Testemunha diz que namorada de jogador da Lusa afirmou estar "cansada de traições"



Três testemunhas prestaram depoimento, nesta terça-feira (9), sobre a morte de Flávia Anahy de Lima, 16 anos, namorada do jogador da Portuguesa Rafael da Silva. De acordo com a delegada Elisabete Sato, responsável pelas investigações, um cozinheiro do bar onde Flávia encontrou Rafael na noite da morte foi ouvido e contou que a jovem disse estar cansada de ser traída pelo jogador.

O cozinheiro disse ainda que conversou com a adolescente porque ela foi perguntar onde poderia pegar um ônibus para a avenida Conselheiro Carrão. O homem teria, então, perguntado se Flávia estava nervosa com algo e a jovem respondeu que tinha visto Rafael com outra pessoa e estava “cansada das traições”.

Flávia morreu depois de cair do 15° do prédio onde morava com o jogador, na Vila Carrão, zona leste de São Paulo, no dia 31 de julho. A morte foi registrada a princípio como suicídio, mas agora a polícia trabalha com a hipótese de morte suspeita. Um inquérito foi instaurado e os policiais aguardam o laudo da perícia, que encontrou o apartamento do casal todo revirado e com sinais de briga.
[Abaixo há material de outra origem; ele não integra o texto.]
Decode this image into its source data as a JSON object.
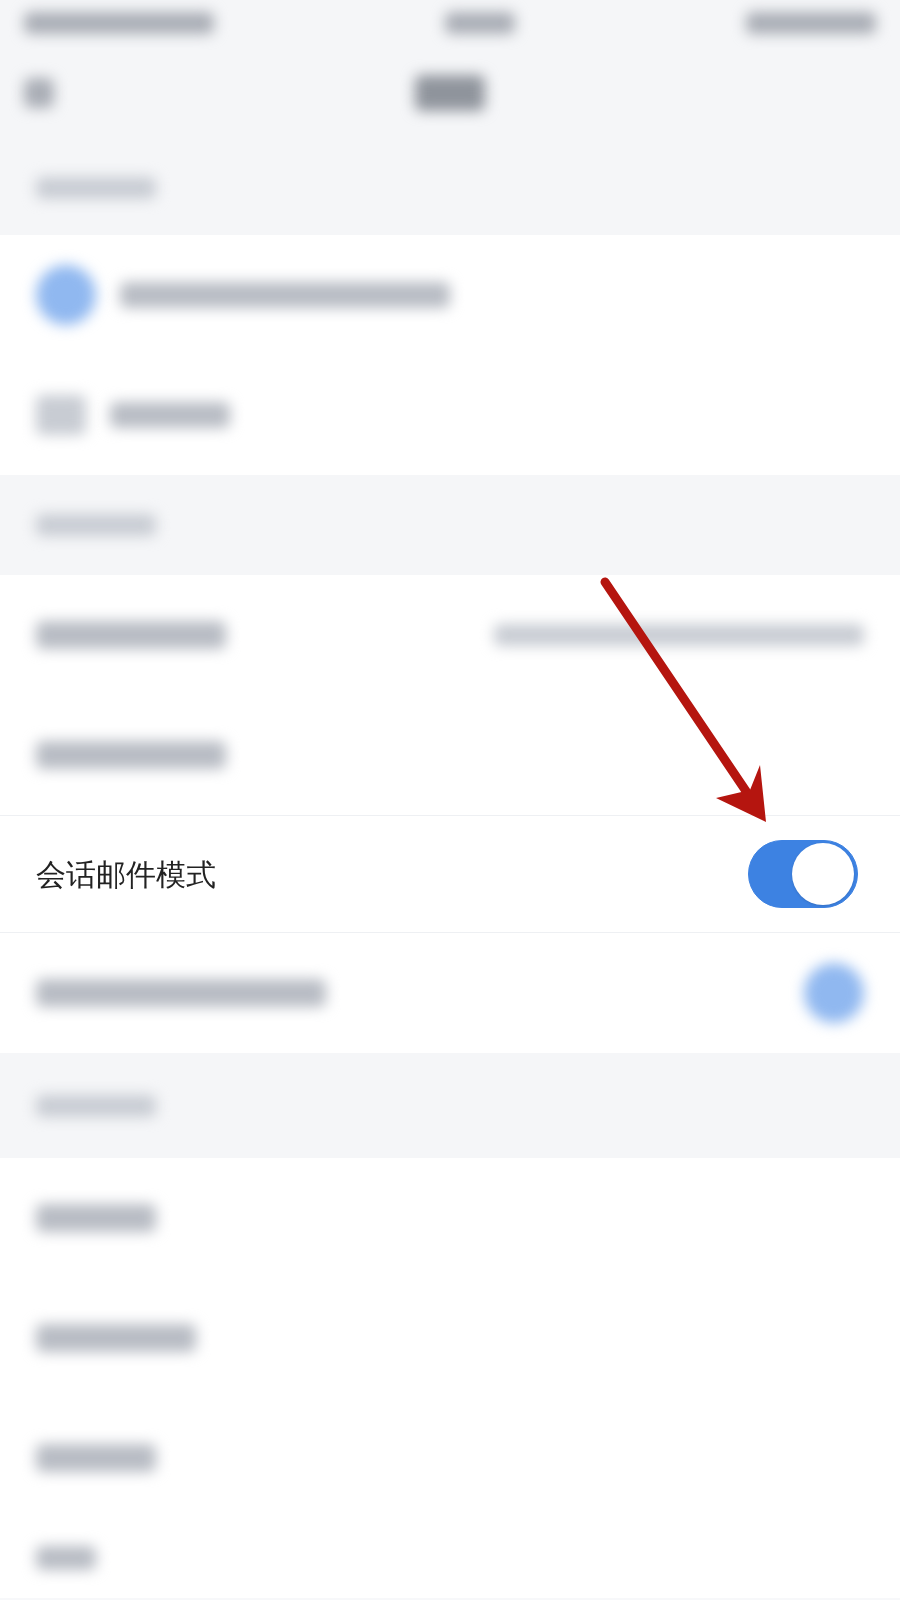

A delegada ouviu ainda nesta terça-feira dois policiais militares que chegaram no momento da ocorrência. Os dois reafirmaram que a prima,Thayná Lopes, disse no local do ocorrido e na delegacia que Flávia já havia ameaçado se matar caso o namorado a deixasse. Eles teriam dito também que ficaram assustados quando ela negou a declaração.

Perícia

Uma nova perícia realizada nesta segunda-feira (8) encontrou manchas de sangue no elevador do prédio onde o jogador morava com a jovem. As manchas foram encontradas com ajuda do luminol, produto químico usado para identificar marcas de sangue.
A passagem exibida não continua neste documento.